Advertisement

Reagan Threatens to Veto Stopgap ’87 Spending Bill

Share
Times Staff Writer

President Reagan on Saturday served notice on Congress that he is ready to veto stopgap budget legislation for the 1987 fiscal year that starts Wednesday if it includes policy proposals and “wasteful boondoggles” that are part of a “spending-spree bill” passed by the Democratic-controlled House.

The President made it plain in his weekly radio talk that he is prepared for a temporary shutdown of the government unless a budget bill satisfactory to him passes Congress before the government’s 1986 fiscal year ends at midnight Tuesday.

When he vetoed a catchall budget bill under similar circumstances in 1981, Congress acted within hours to pass a short-term compromise measure.

Advertisement

“After delaying so long, some in Congress say I should just sign this spending-spree bill, because otherwise the government will be forced to shut down,” Reagan said. “Well, I hope they know where the keys to the building are, because if they don’t act responsibly, I won’t have any choice but to shut it down. If they want to put a real budget together by candlelight, it’s OK by me.”

The legislation in dispute, technically known as a “continuing resolution,” is a device Congress has used with increasing frequency in recent years. Under such resolutions, funding for government programs is continued into a new budget year at levels set in an expiring budget, pending passage of appropriation bills. Although Reagan submitted his budget last Feb. 5, none of the 13 bills required to carry it out has become law.

Defining a continuing resolution as “a kind of Christmas tree hung with pet projects,” Reagan charged the Democratic-led House with an attempt to use the device “to force through policies that they know could not pass otherwise, that do not belong in an appropriations bill.” The House bill includes limitations on executive decisions in the area of arms control.

Calls Charges ‘Hogwash’

The President rejected Democratic attempts to blame budget deficits on tax cuts that he has proposed and supported. Calling such charges “hogwash,” he said: “We don’t have deficits because you’re undertaxed. We have deficits because Congress overspends.”

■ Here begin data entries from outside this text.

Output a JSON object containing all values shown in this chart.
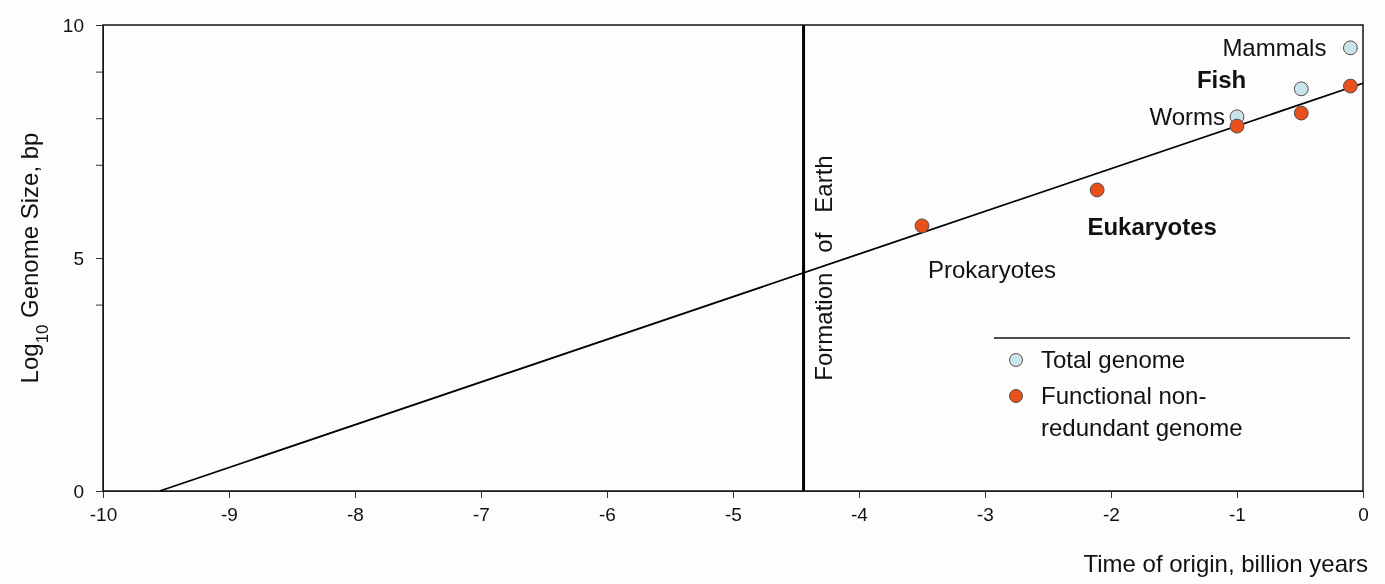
{
  "chart_data": {
    "type": "scatter",
    "xlabel": "Time of origin, billion years",
    "ylabel": "Log$_{10}$ Genome Size, bp",
    "xlim": [
      -10,
      0
    ],
    "xticks": [
      -10,
      -9,
      -8,
      -7,
      -6,
      -5,
      -4,
      -3,
      -2,
      -1,
      0
    ],
    "ylim": [
      0,
      10
    ],
    "yticks": [
      0,
      {
        "value": 4,
        "label": null
      },
      5,
      {
        "value": 7,
        "label": null
      },
      {
        "value": 8,
        "label": null
      },
      {
        "value": 9,
        "label": null
      },
      10
    ],
    "grid": false,
    "legend": "bottom right",
    "marker": "circle",
    "series": [
      {
        "type": "line",
        "color": "#000000",
        "x": [
          -9.55,
          0
        ],
        "values": [
          0,
          8.75
        ],
        "marker": "none"
      },
      {
        "name": "Total genome",
        "color": "#c8e4ec",
        "x": [
          -1.0,
          -0.49,
          -0.1
        ],
        "values": [
          8.03,
          8.63,
          9.51
        ]
      },
      {
        "name": "Functional non-redundant genome",
        "color": "#e8501c",
        "x": [
          -3.5,
          -2.11,
          -1.0,
          -0.49,
          -0.1
        ],
        "values": [
          5.69,
          6.46,
          7.83,
          8.11,
          8.69
        ]
      }
    ],
    "ref_lines": [
      {
        "axis": "x",
        "value": -4.44,
        "label": "Formation   of   Earth",
        "color": "#000000"
      }
    ],
    "annotations": [
      {
        "text": "Mammals",
        "x": -0.1,
        "y": 9.51
      },
      {
        "text": "Fish",
        "x": -0.49,
        "y": 8.63
      },
      {
        "text": "Worms",
        "x": -1.0,
        "y": 8.03
      },
      {
        "text": "Eukaryotes",
        "x": -2.11,
        "y": 6.46
      },
      {
        "text": "Prokaryotes",
        "x": -3.5,
        "y": 5.69
      }
    ]
  }
}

In a broadcast reply for the Democrats, Rep. William H. Gray III (D-Pa.), chairman of the House Budget Committee, dropped a response to Reagan’s charge into a talk that also included a prediction that Congress will override Reagan’s veto late Friday of a bill mandating economic sanctions to pressure South Africa into ending its apartheid policies.

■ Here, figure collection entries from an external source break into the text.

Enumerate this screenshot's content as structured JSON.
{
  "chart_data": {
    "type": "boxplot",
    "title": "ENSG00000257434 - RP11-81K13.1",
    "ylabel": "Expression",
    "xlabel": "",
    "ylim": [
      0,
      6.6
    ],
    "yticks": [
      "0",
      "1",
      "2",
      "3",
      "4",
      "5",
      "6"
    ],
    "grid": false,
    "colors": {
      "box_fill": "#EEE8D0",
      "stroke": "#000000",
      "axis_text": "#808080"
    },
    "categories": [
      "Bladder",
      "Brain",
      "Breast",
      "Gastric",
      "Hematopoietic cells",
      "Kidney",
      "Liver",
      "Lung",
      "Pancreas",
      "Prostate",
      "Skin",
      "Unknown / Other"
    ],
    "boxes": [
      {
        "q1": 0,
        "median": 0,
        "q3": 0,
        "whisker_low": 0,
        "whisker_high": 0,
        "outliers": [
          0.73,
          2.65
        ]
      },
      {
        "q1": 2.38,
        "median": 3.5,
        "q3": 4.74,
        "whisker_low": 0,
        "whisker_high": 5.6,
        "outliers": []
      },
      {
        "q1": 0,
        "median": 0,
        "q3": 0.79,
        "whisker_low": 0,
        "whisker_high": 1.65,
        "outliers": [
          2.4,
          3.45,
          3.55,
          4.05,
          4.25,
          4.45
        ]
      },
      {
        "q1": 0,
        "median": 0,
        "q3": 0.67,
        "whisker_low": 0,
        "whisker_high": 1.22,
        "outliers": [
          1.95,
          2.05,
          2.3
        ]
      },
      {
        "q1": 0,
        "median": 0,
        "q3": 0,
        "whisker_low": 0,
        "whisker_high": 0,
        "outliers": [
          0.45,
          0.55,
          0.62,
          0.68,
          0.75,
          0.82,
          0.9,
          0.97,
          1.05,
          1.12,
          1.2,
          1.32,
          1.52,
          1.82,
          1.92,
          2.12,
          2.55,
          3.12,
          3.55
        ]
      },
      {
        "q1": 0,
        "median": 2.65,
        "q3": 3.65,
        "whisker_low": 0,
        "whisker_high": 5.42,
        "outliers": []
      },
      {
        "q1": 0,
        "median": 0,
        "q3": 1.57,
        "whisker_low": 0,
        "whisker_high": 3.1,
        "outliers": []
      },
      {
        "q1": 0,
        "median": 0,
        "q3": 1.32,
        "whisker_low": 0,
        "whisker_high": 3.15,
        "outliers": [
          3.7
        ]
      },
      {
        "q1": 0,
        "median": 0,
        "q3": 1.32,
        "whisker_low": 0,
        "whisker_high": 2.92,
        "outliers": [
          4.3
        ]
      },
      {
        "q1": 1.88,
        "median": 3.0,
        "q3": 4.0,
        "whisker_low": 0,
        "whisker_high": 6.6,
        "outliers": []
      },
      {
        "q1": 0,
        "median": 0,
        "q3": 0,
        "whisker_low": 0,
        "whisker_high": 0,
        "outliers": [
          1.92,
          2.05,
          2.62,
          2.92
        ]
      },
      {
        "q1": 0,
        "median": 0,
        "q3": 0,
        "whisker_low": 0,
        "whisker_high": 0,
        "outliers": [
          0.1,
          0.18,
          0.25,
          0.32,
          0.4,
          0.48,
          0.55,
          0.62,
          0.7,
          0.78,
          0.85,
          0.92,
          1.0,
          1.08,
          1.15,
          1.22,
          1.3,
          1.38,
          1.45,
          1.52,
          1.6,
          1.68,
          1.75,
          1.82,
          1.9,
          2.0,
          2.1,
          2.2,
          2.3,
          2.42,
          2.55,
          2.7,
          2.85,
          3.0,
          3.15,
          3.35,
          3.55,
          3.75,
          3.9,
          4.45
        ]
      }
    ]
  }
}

“There you go again,” said Gray, using a celebrated Reagan catch phrase, “blaming Congress for your fiscal and revenue problems, as if you hadn’t been President for the past six years.”

Advertisement

Declaring that “Congress is moving,” Gray predicted: “We are going to help solve this fiscal crisis your policies have created.”

One solution known to be under discussion would involve enactment of a short-term continuing resolution that would, in effect, extend current spending levels for a few days into the new fiscal year. If it works as it did in 1981, the device would allow time for development of a compromise acceptable to the White House and Congress.

Seen as Harming Military

Reagan protested that provisions in the $562-billion catchall bill that squeaked though the House on Thursday night “would pull the rug out from under our negotiators at the arms control talks with the Soviets,” would hurt defense programs and cut “essential pay raises for our military personnel” as it authorizes “wasteful boondoggles.”

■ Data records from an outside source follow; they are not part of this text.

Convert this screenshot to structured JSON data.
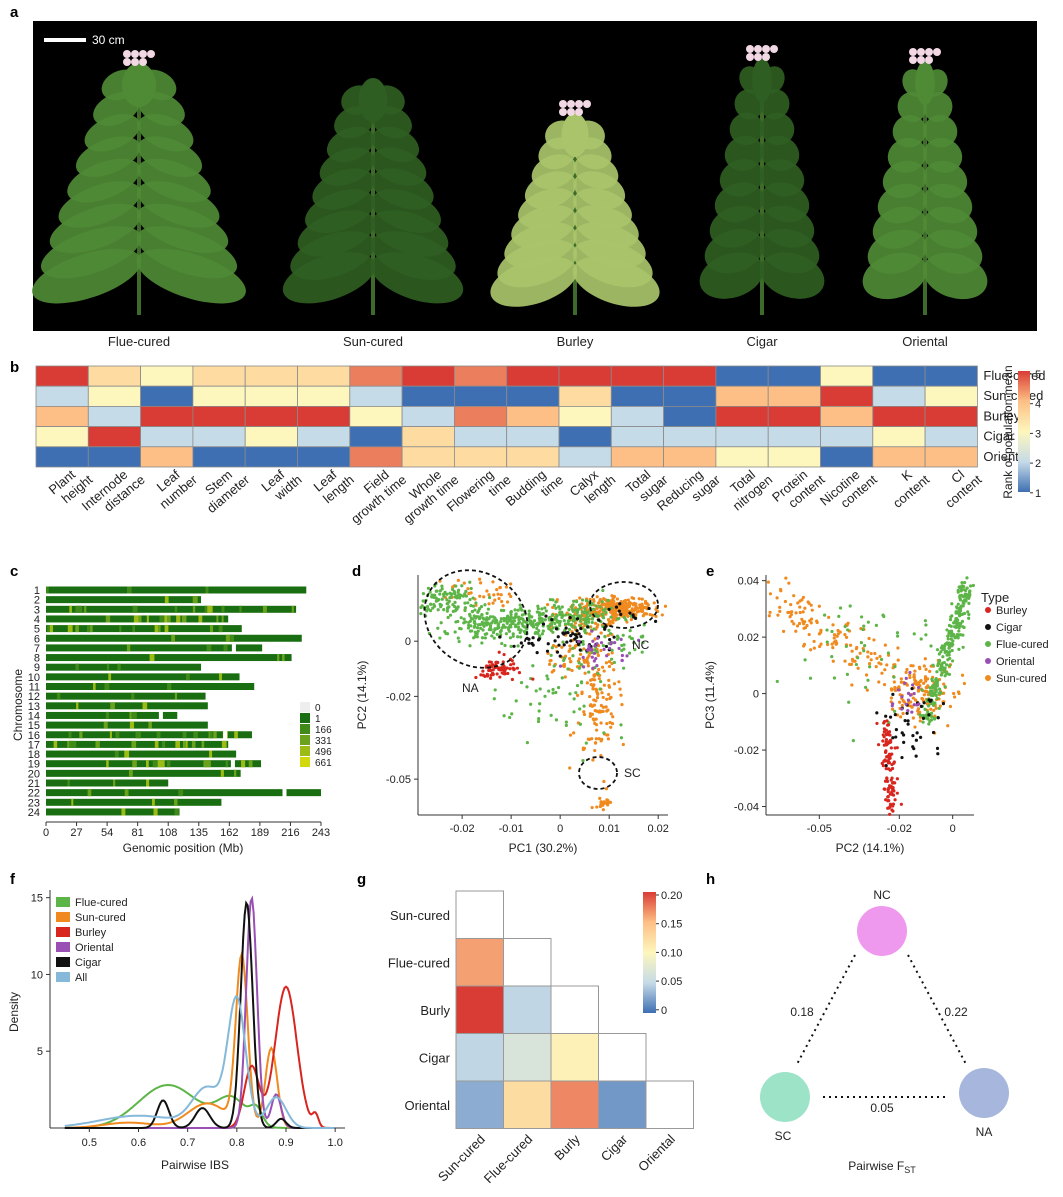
{
  "panel_labels": [
    "a",
    "b",
    "c",
    "d",
    "e",
    "f",
    "g",
    "h"
  ],
  "panel_a": {
    "scale_bar": "30 cm",
    "plants": [
      "Flue-cured",
      "Sun-cured",
      "Burley",
      "Cigar",
      "Oriental"
    ],
    "colors": {
      "background": "#000000",
      "leaf_dark": "#2f5e22",
      "leaf_mid": "#4f8a35",
      "leaf_light": "#8fb96a",
      "burley": "#a9c46a",
      "flower": "#f2d7e4"
    }
  },
  "chart_data": [
    {
      "type": "heatmap",
      "id": "b",
      "rows": [
        "Flue-cured",
        "Sun-cured",
        "Burley",
        "Cigar",
        "Oriental"
      ],
      "columns": [
        [
          "Plant",
          "height"
        ],
        [
          "Internode",
          "distance"
        ],
        [
          "Leaf",
          "number"
        ],
        [
          "Stem",
          "diameter"
        ],
        [
          "Leaf",
          "width"
        ],
        [
          "Leaf",
          "length"
        ],
        [
          "Field",
          "growth time"
        ],
        [
          "Whole",
          "growth time"
        ],
        [
          "Flowering",
          "time"
        ],
        [
          "Budding",
          "time"
        ],
        [
          "Calyx",
          "length"
        ],
        [
          "Total",
          "sugar"
        ],
        [
          "Reducing",
          "sugar"
        ],
        [
          "Total",
          "nitrogen"
        ],
        [
          "Protein",
          "content"
        ],
        [
          "Nicotine",
          "content"
        ],
        [
          "K",
          "content"
        ],
        [
          "Cl",
          "content"
        ]
      ],
      "values": [
        [
          5,
          3.5,
          3,
          3.5,
          3.5,
          3.5,
          4.5,
          5,
          4.5,
          5,
          5,
          5,
          5,
          1,
          1,
          3,
          1,
          1
        ],
        [
          2,
          3,
          1,
          3,
          3,
          3,
          2,
          1,
          1,
          1,
          3.5,
          1,
          1,
          4,
          4,
          5,
          2,
          3
        ],
        [
          4,
          2,
          5,
          5,
          5,
          5,
          3,
          2,
          4.5,
          4,
          3,
          2,
          1,
          5,
          5,
          4,
          5,
          5
        ],
        [
          3,
          5,
          2,
          2,
          3,
          2,
          1,
          3.5,
          2,
          2,
          1,
          2,
          2,
          2,
          2,
          2,
          3,
          2
        ],
        [
          1,
          1,
          4,
          1,
          1,
          1,
          4.5,
          3.5,
          3.5,
          3.5,
          2,
          4,
          4,
          3,
          3,
          1,
          4,
          4
        ]
      ],
      "colorbar": {
        "label": "Rank of population mean",
        "ticks": [
          "5",
          "4",
          "3",
          "2",
          "1"
        ],
        "range": [
          1,
          5
        ]
      },
      "palette": [
        "#3f6fb3",
        "#c6dbe8",
        "#fdf6bd",
        "#fdbf85",
        "#d93c35"
      ]
    },
    {
      "type": "bar",
      "id": "c",
      "ylabel": "Chromosome",
      "xlabel": "Genomic position (Mb)",
      "categories": [
        "1",
        "2",
        "3",
        "4",
        "5",
        "6",
        "7",
        "8",
        "9",
        "10",
        "11",
        "12",
        "13",
        "14",
        "15",
        "16",
        "17",
        "18",
        "19",
        "20",
        "21",
        "22",
        "23",
        "24"
      ],
      "values": [
        230,
        137,
        221,
        161,
        173,
        226,
        191,
        217,
        137,
        171,
        184,
        141,
        143,
        116,
        143,
        182,
        161,
        168,
        190,
        172,
        108,
        243,
        155,
        118
      ],
      "xticks": [
        "0",
        "27",
        "54",
        "81",
        "108",
        "135",
        "162",
        "189",
        "216",
        "243"
      ],
      "xlim": [
        0,
        243
      ],
      "legend": [
        "0",
        "1",
        "166",
        "331",
        "496",
        "661"
      ],
      "legend_colors": [
        "#eeeeee",
        "#1a6e12",
        "#3f8a19",
        "#6aa21d",
        "#9cbb14",
        "#d1d90d"
      ]
    },
    {
      "type": "scatter",
      "id": "d",
      "xlabel": "PC1 (30.2%)",
      "ylabel": "PC2 (14.1%)",
      "xticks": [
        "-0.02",
        "-0.01",
        "0",
        "0.01",
        "0.02"
      ],
      "yticks": [
        "0",
        "-0.02",
        "-0.05"
      ],
      "xlim": [
        -0.029,
        0.022
      ],
      "ylim": [
        -0.063,
        0.024
      ],
      "annotations": [
        "NA",
        "NC",
        "SC"
      ],
      "series": [
        {
          "name": "Flue-cured",
          "color": "#5db548",
          "cluster_centers": [
            [
              -0.018,
              0.008
            ],
            [
              -0.005,
              0.005
            ],
            [
              0.007,
              -0.02
            ]
          ]
        },
        {
          "name": "Sun-cured",
          "color": "#f08a1e",
          "cluster_centers": [
            [
              0.012,
              0.012
            ],
            [
              0.008,
              -0.025
            ],
            [
              0.009,
              -0.058
            ]
          ]
        },
        {
          "name": "Burley",
          "color": "#d8261f",
          "cluster_centers": [
            [
              -0.012,
              -0.012
            ]
          ]
        },
        {
          "name": "Cigar",
          "color": "#111111",
          "cluster_centers": [
            [
              0.0,
              0.001
            ]
          ]
        },
        {
          "name": "Oriental",
          "color": "#9a4fb5",
          "cluster_centers": [
            [
              0.008,
              -0.005
            ]
          ]
        }
      ]
    },
    {
      "type": "scatter",
      "id": "e",
      "xlabel": "PC2 (14.1%)",
      "ylabel": "PC3 (11.4%)",
      "xticks": [
        "-0.05",
        "-0.02",
        "0"
      ],
      "yticks": [
        "0.04",
        "0.02",
        "0",
        "-0.02",
        "-0.04"
      ],
      "xlim": [
        -0.07,
        0.008
      ],
      "ylim": [
        -0.043,
        0.042
      ],
      "legend_title": "Type",
      "legend": [
        "Burley",
        "Cigar",
        "Flue-cured",
        "Oriental",
        "Sun-cured"
      ],
      "legend_colors": [
        "#d8261f",
        "#111111",
        "#5db548",
        "#9a4fb5",
        "#f08a1e"
      ]
    },
    {
      "type": "line",
      "id": "f",
      "xlabel": "Pairwise IBS",
      "ylabel": "Density",
      "xticks": [
        "0.5",
        "0.6",
        "0.7",
        "0.8",
        "0.9",
        "1.0"
      ],
      "yticks": [
        "5",
        "10",
        "15"
      ],
      "xlim": [
        0.42,
        1.02
      ],
      "ylim": [
        0,
        15.5
      ],
      "series": [
        {
          "name": "Flue-cured",
          "color": "#5db548",
          "peak_x": 0.81,
          "peak_y": 3.3
        },
        {
          "name": "Sun-cured",
          "color": "#f08a1e",
          "peak_x": 0.81,
          "peak_y": 11.7
        },
        {
          "name": "Burley",
          "color": "#d8261f",
          "peak_x": 0.9,
          "peak_y": 9.3
        },
        {
          "name": "Oriental",
          "color": "#9a4fb5",
          "peak_x": 0.83,
          "peak_y": 15.2
        },
        {
          "name": "Cigar",
          "color": "#111111",
          "peak_x": 0.82,
          "peak_y": 14.9
        },
        {
          "name": "All",
          "color": "#86b9d9",
          "peak_x": 0.8,
          "peak_y": 8.3
        }
      ]
    },
    {
      "type": "heatmap",
      "id": "g",
      "rows": [
        "Sun-cured",
        "Flue-cured",
        "Burly",
        "Cigar",
        "Oriental"
      ],
      "columns": [
        "Sun-cured",
        "Flue-cured",
        "Burly",
        "Cigar",
        "Oriental"
      ],
      "values": [
        [
          null,
          null,
          null,
          null,
          null
        ],
        [
          0.17,
          null,
          null,
          null,
          null
        ],
        [
          0.21,
          0.05,
          null,
          null,
          null
        ],
        [
          0.05,
          0.07,
          0.11,
          null,
          null
        ],
        [
          0.03,
          0.13,
          0.18,
          0.02,
          null
        ]
      ],
      "colorbar": {
        "ticks": [
          "0.20",
          "0.15",
          "0.10",
          "0.05",
          "0"
        ],
        "range": [
          0,
          0.21
        ]
      }
    }
  ],
  "panel_h": {
    "nodes": [
      "NC",
      "SC",
      "NA"
    ],
    "node_colors": [
      "#ee98ee",
      "#9de3c7",
      "#a6b6dc"
    ],
    "edges": [
      {
        "from": "NC",
        "to": "SC",
        "label": "0.18"
      },
      {
        "from": "NC",
        "to": "NA",
        "label": "0.22"
      },
      {
        "from": "SC",
        "to": "NA",
        "label": "0.05"
      }
    ],
    "caption_main": "Pairwise F",
    "caption_sub": "ST"
  }
}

It is up to the Republican-controlled Senate, Reagan said, “to remove the most objectionable parts of the House bill so we can keep operating.”

The Senate is expected to start floor action Monday on a $556-billion continuing resolution approved Friday by its appropriations committee. The measure comes nearer than that of the House to meeting Reagan’s goals of increases in military spending and curtailment on the civilian side.